Obama, Unscrupulous Developers and Campaign Cash
The Boston Globe recently took a look at the sort of public/private partnerships that Sen. Obama forged in an attempt to make public housing in his Chicago district “better.”
As a state senator, the presumptive Democratic presidential nominee coauthored an Illinois law creating a new pool of tax credits for developers. As a US senator, he pressed for increased federal subsidies. And as a presidential candidate, he has campaigned on a promise to create an Affordable Housing Trust Fund that could give developers an estimated $500 million a year.
I support the concept, but such public/private arrangements require oversight and, shucks, a little bit of morality on the part of the developers. In this case, both were missing.
But a Globe review found that thousands of apartments across Chicago that had been built with local, state, and federal subsidies – including several hundred in Obama’s former district – deteriorated so completely that they were no longer habitable.
Grove Parc and several other prominent failures were developed and managed by Obama’s close friends and political supporters. Those people profited from the subsidies even as many of Obama’s constituents suffered. Tenants lost their homes; surrounding neighborhoods were blighted.
Close friends and supporters, indeed. They include:
Valerie Jarrett, a senior adviser to Obama’s presidential campaign…chief executive of Habitat Co., which managed Grove Parc Plaza from 2001 until this winter and co-managed an even larger subsidized complex in Chicago that was seized by the federal government in 2006, after city inspectors found widespread problems.
Allison Davis, a major fund-raiser for Obama’s US Senate campaign and a former lead partner at Obama’s former law firm. Davis, a developer, was involved in the creation of Grove Parc and has used government subsidies to rehabilitate more than 1,500 units in Chicago, including a North Side building cited by city inspectors last year after chronic plumbing failures resulted in raw sewage spilling into several apartments.
Antoin “Tony” Rezko, perhaps the most important fund-raiser for Obama’s early political campaigns and a friend who helped the Obamas buy a home in 2005. Rezko’s company used subsidies to rehabilitate more than 1,000 apartments, mostly in and around Obama’s district, then refused to manage the units, leaving the buildings to decay to the point where many no longer were habitable.
Campaign finance records show that six prominent developers – including Jarrett, Davis, and Rezko – collectively contributed more than $175,000 to Obama’s campaigns over the last decade and raised hundreds of thousands more from other donors.
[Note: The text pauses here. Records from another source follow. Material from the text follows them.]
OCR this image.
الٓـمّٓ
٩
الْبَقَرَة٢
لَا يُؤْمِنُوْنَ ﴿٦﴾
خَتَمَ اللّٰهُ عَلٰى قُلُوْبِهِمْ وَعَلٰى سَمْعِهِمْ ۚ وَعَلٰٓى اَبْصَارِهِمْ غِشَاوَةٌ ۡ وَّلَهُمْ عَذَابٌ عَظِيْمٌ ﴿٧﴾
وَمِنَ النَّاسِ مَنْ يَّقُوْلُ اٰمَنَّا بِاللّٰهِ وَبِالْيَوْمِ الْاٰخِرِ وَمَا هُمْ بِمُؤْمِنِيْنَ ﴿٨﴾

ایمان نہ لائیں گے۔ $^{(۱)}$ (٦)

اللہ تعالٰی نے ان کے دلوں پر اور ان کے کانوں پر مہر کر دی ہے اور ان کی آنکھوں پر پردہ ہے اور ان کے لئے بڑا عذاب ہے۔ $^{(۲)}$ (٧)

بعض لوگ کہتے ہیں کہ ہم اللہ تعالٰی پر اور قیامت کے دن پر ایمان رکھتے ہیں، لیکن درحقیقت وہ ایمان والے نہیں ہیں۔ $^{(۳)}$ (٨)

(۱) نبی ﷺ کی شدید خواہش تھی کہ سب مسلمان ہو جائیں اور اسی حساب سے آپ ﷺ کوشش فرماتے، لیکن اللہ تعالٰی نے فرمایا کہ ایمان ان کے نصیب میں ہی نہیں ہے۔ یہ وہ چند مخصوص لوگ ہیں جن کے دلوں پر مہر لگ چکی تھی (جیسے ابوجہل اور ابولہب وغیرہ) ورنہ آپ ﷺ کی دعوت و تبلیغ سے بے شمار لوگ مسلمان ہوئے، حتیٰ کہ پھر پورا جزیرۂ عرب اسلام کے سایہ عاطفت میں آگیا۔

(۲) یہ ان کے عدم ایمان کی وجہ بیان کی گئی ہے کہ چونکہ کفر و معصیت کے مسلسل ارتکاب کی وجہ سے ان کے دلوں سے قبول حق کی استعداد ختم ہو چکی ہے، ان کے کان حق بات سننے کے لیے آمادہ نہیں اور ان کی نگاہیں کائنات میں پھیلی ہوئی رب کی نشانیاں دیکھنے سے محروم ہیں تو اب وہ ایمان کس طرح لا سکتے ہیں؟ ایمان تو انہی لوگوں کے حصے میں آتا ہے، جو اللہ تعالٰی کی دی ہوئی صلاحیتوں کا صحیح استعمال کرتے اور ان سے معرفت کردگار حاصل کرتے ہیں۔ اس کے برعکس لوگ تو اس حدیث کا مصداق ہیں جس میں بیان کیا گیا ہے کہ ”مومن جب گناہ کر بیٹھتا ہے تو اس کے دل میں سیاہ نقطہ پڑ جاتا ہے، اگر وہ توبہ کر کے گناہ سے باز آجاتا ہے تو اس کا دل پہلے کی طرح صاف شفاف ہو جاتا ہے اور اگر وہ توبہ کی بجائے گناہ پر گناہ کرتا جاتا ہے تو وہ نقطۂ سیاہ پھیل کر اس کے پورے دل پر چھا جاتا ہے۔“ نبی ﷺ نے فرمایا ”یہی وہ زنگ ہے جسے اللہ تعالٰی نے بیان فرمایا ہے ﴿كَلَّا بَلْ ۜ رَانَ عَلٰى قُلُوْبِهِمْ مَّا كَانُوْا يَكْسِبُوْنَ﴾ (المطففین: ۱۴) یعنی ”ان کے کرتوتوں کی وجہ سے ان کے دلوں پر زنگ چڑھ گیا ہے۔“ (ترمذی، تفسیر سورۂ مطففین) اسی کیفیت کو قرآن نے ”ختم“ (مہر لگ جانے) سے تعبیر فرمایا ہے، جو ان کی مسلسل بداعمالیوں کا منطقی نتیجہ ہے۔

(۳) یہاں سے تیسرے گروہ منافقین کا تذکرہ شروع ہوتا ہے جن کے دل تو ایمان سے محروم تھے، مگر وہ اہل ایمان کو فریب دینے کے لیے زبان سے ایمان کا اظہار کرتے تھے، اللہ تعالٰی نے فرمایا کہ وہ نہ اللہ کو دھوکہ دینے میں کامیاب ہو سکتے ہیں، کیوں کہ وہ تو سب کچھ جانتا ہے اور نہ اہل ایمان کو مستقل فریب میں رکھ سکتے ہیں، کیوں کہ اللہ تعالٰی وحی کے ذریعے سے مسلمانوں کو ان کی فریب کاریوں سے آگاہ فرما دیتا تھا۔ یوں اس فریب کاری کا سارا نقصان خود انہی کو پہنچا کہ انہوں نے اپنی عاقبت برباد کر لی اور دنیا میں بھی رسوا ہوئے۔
Rezko alone raised at least $200,000, by Obama’s own accounting.
You get the picture. One could say that Obama has at least partially financed his campaign thanks to the money generated by his friends’ ability to exploit poor. Of course, Obama denies any knowledge of the widespread problems, including in his own district. As the Globe points out, other politicians did, but even then, they still have Obama’s back:
Other local politicians say they knew of the problems.
“I started getting complaints from police officers about particular properties that turned out to be Rezko properties,” said Toni Preckwinkle, a Chicago alderman.
She had previously received campaign contributions from Rezmar and said she had regarded the company as a model, one of the city’s best affordable housing developers.
But in the early 2000s, she called Rezko to ask for an explanation for the declining conditions. He told her Rezmar was “getting out of the business,” she said – walking away from its responsibility for managing the developments.
“I didn’t see him nor have anything to do with him after that,” she said.
Preckwinkle, who will be an Obama delegate at the Democratic National Convention, said she would not answer any questions about Obama’s role in her district, nor his relationship with Rezko.
Preckwinkle isn’t alone in the apparent dilemma she faces:
…some people in Chicago’s poorest neighborhoods are torn between a natural inclination to support Obama and a concern about his relationships with the developers they hold responsible for Chicago’s affordable housing failures. Some housing advocates worry that Obama has not learned from those failures.
“I’m not against Barack Obama,” said Willie J.R. Fleming, an organizer with the Coalition to Protect Public Housing and a former public housing resident. “What I am against is some of the people around him.”
Jamie Kalven, a longtime Chicago housing activist, put it this way: “I hope there is not much predictive value in his history and in his involvement with that community.”